Meu propósito é declarar a verdade que a Igreja Católica professa. Mas, aqui, devo recorrer à razão natural,
já que os gentios não aceitam a autoridade da Escritura. A razão natural, porém, é deficiente nas coisas de
Deus; pode provar algumas partes da fé, mas outras não. Pode provar a existência de Deus e a imortalidade
da alma, mas não a Trindade, a Encarnação ou o Juízo Final. Tudo o que é demonstrável está, até esse ponto,
de acordo com a fé cristã, e nada na revelação é contrário à razão. Mas é importante separar as partes da
fé que podem ser provadas pela razão daquelas que não o podem...
É importante recordar que as verdades religiosas que podem ser provadas podem também ser reconhecidas
pela fé. As provas são difíceis, e só as pessoas cultas as podem compreender; mas a fé é também necessária
aos ignorantes, aos jovens e aos que, devido a preocupações de ordem prática, não têm tempo para estudar
filosofia. Para eles, a revelação é suficiente. (Summa contra Gentiles)

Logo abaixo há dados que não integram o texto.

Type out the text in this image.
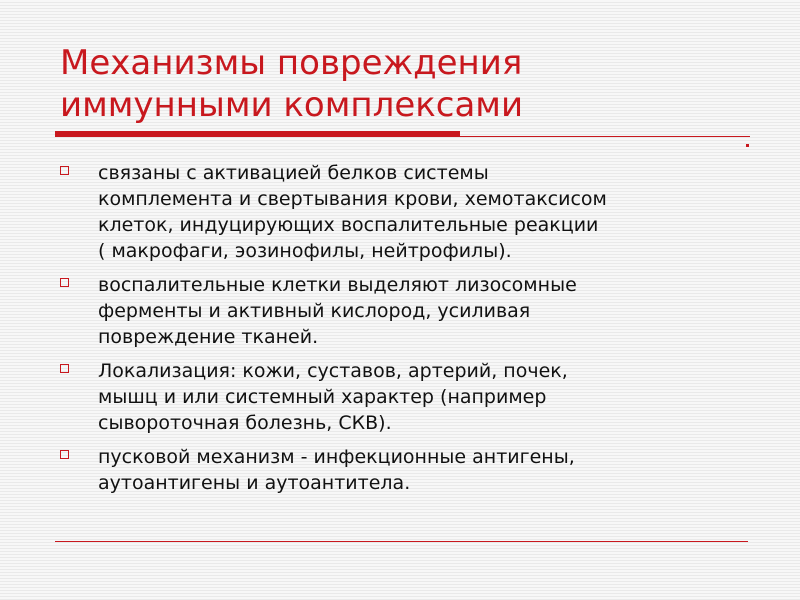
Механизмы повреждения
иммунными комплексами
связаны с активацией белков системы
комплемента и свертывания крови, хемотаксисом
клеток, индуцирующих воспалительные реакции
( макрофаги, эозинофилы, нейтрофилы).
воспалительные клетки выделяют лизосомные
ферменты и активный кислород, усиливая
повреждение тканей.
Локализация: кожи, суставов, артерий, почек,
мышц и или системный характер (например
сывороточная болезнь, СКВ).
пусковой механизм - инфекционные антигены,
аутоантигены и аутоантитела.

III. GUILHERME DE OCKHAM (1229-1350)

a) Sobre os Universais
(...) o conceito e todo o universal é uma qualidade existente subjetivamente na alma, que por sua natureza
é como um sinal de uma coisa fora da alma, assim como a palavra é um sinal das coisas pela instituição
voluntária..(L. Sent.)
É evidente que nenhum universal é uma substância extramental. (...)
Os conceitos são universais apenas por serem sinais atribuíveis a muitas coisas. Se considerados em si
mesmo são singulares na medida em que são uma só coisa, e não muitas, pois todo universal é, na verdade,
uma coisa singular. (Summa Totius Logicae)
É que, vendo alguma coisa fora da alma, o intelecto fabrica mentalmente uma coisa semelhante, de modo
que, se tivesse o poder de produzí-la, assim como tem a força para imaginá-la, faria esta coisa
exteriormente, distinta numericamente da anterior. Assim como um arquiteto, vendo exteriormente uma
casa ou edifício, cria em sua mente uma casa semelhante e depois a produz fora, idêntica, só
numericamente distinta da primeira, assim também no nosso caso aquela representação da mente pela
visão de alguma coisa exterior age como um modelo que representa muitas coisas semelhantes.
É isto o que pode se denominar universal, é um modelo que se refere indiferentemente a todas as coisas
singulares que existem fora; por causa dessa semelhança pode representar na inteligência coisas que têm
um ser parecido fora da alma". (In I Sententiarum Q.8 E)
Assim como por convenção a palavra Sócrates representa a coisa que significa, de modo que, ao ouvir a
frase “Sócrates corre” não se concebe que seja a palavra Sócrates que corre, mas sim que o indivíduo
significado pela palavra é que corre, assim como a palavra convencionalrepresenta a própria coisa, assim
também (a inteligência tem os seus sinais que) por sua própria natureza, sem convenção alguma, significa
a coisa a que se refere. Alguns destes (sinais) não pertencem mais a um indivíduo do que a outro, assim
como a palavra “homem“ não significa mais Sócrates do que Platão. (Expositio super Librum
Perihermeneias)
b) A Navalha
<Pluralitas non est ponenda sine neccesitate> Não se deve recorrer à pluralidade sem necessidade.